BÉLISAIRE, in-8, 1808. — Vers la fin du siècle dernier, Marmontel, homme d’esprit et de talent, publia le roman de Bélisaire, que chacun se rappelle avoir lu avec intérêt. Mme de Genlis s’est emparée du même sujet, mais son but a été d’établir des principes plus orthodoxes, et de donner plus de vérité aux caractères. Elle fait un reproche sérieux à Marmontel d’avoir avili la majesté royale, en attribuant à Justinien les cruautés exercées envers Bélisaire, et en humiliant l’empereur aux pieds de sa victime. Pour sauver cette inconvenance, elle a supposé que c’était l’eunuque Narsès, rival de Bélisaire, qui avait privé celui-ci de la vue, à l’insu de son maître ; mais le monarque qui souffre ou qui ne sait pas qu’un favori insolent abuse de son pouvoir au point de commettre des atrocités au nom de son maître, est un imbécile ou un ignorant. Marmontel n’avait employé Gelimer, roi des Vandales, que comme un personnage épisodique ; en le faisant rencontrer avec Bélisaire, il avait créé cette situation intéressante d’un monarque réduit à la condition d’un simple particulier, et donnant l’hospitalité au général qui l’avait vaincu, détrôné, et qui se trouvait alors aussi malheureux que lui. Mme de Genlis a profité de cette invention, mais elle a voulu, en la forçant, ajouter à l’intérêt ; elle a fait de Gelimer le confesseur de Bélisaire ; c’est lui qui prêche au général le pardon des injures, la patience et la résignation. Comme tout cela est édifiant au suprême degré ! Il y a néanmoins des beautés réelles dans le caractère de Bélisaire.

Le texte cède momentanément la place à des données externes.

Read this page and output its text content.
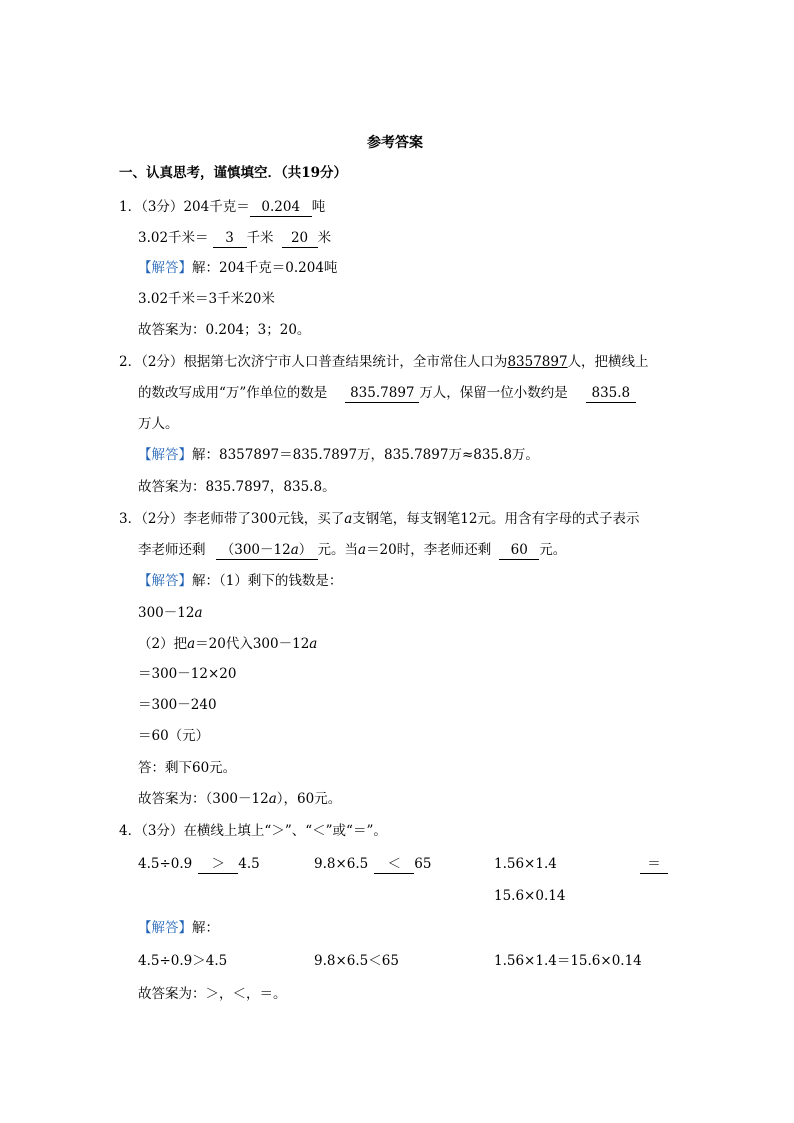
参考答案
一、认真思考，谨慎填空．（共19分）
1．（3分）204千克＝ 0.204 吨
3.02千米＝ 3 千米 20 米
【解答】解：204千克＝0.204吨
3.02千米＝3千米20米
故答案为：0.204；3；20。
2．（2分）根据第七次济宁市人口普查结果统计，全市常住人口为8357897人，把横线上
的数改写成用“万”作单位的数是 835.7897 万人，保留一位小数约是 835.8
万人。
【解答】解：8357897＝835.7897万，835.7897万≈835.8万。
故答案为：835.7897，835.8。
3．（2分）李老师带了300元钱，买了a支钢笔，每支钢笔12元。用含有字母的式子表示
李老师还剩 （300－12a） 元。当a＝20时，李老师还剩 60 元。
【解答】解：（1）剩下的钱数是：
300－12a
（2）把a＝20代入300－12a
＝300－12×20
＝300－240
＝60（元）
答：剩下60元。
故答案为：（300－12a），60元。
4．（3分）在横线上填上“＞”、“＜”或“＝”。
4.5÷0.9 ＞ 4.5	9.8×6.5 ＜ 65	1.56×1.4	＝
15.6×0.14
【解答】解：
4.5÷0.9＞4.5	9.8×6.5＜65	1.56×1.4＝15.6×0.14
故答案为：＞，＜，＝。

ALPHONSE, ou le Fils naturel, 2 vol. in-12, 1809. — Alphonse, à qui un crime accompagné d’horribles circonstances a donné la naissance, devient dans la suite éperdument amoureux de sa mère. Il tue son frère ou peu s’en faut ; il maudit éloquemment son père sans le connaître, et le maudit plus éloquemment encore quand il le connaît : tels sont les traits les plus saillants de son histoire. À ces événements près, Alphonse ressemble à la plupart des jeunes gens de son âge ; il est vif, ardent, impétueux ; il a de la grâce, se met bien, monte à cheval et fait des armes. Ne pouvant épouser sa mère, il prend le parti, lorsqu’il est instruit de ce fatal secret, de devenir amoureux d’une autre. Hermine, nouvel objet de sa passion, a quatre ou cinq ans de plus que lui ; par suite d’événements, d’aventures, de générosité, elle ne se marie pas avec lui, mais avec un vieux baron qu’elle n’aime pas du tout. Alphonse, de son côté, se décide à épouser Zoé, fille naturelle d’un père inconnu et d’une dame très-pieuse qu’on était loin de soupçonner d’une pareille aventure. Mélanie, mère du fils naturel, trahie par sa nourrice, est une victime de la violence la plus féroce, et le personnage le plus intéressant du roman : douce, timide, réservée, elle a néanmoins dans l’occasion la fierté et la résignation convenable à l’innocence et au malheur, et l’indignation et la tendresse maternelle lui inspirent une éloquence touchante dans sa dernière entrevue avec le père d’Alphonse. — Ce n’est pas dans l’invention et dans la disposition des événements, en un mot, dans le plan de ce roman, que brille le talent de Mme de Genlis ; c’est dans les portraits et les caractères ; elle a le talent de peindre les mœurs dans les aventures de ses personnages, dans les conversations fréquentes qu’elle suppose entre eux, enfin dans les réflexions multipliées qu’elle fait elle-même. Mme de Genlis est rarement heureuse dans la peinture plaisante et ironique des mœurs, et n’a pas un talent supérieur pour l’invention des faits, pour le récit, ni même pour le dialogue ; mais elle en a un très-réel pour observer et exprimer ses observations, qui, tantôt fines, tantôt communes, tantôt justes et vraies, tantôt fausses ou sujettes à contestation, sont toujours rendues d’une manière piquante, et renfermées dans un heureux tour de phrase.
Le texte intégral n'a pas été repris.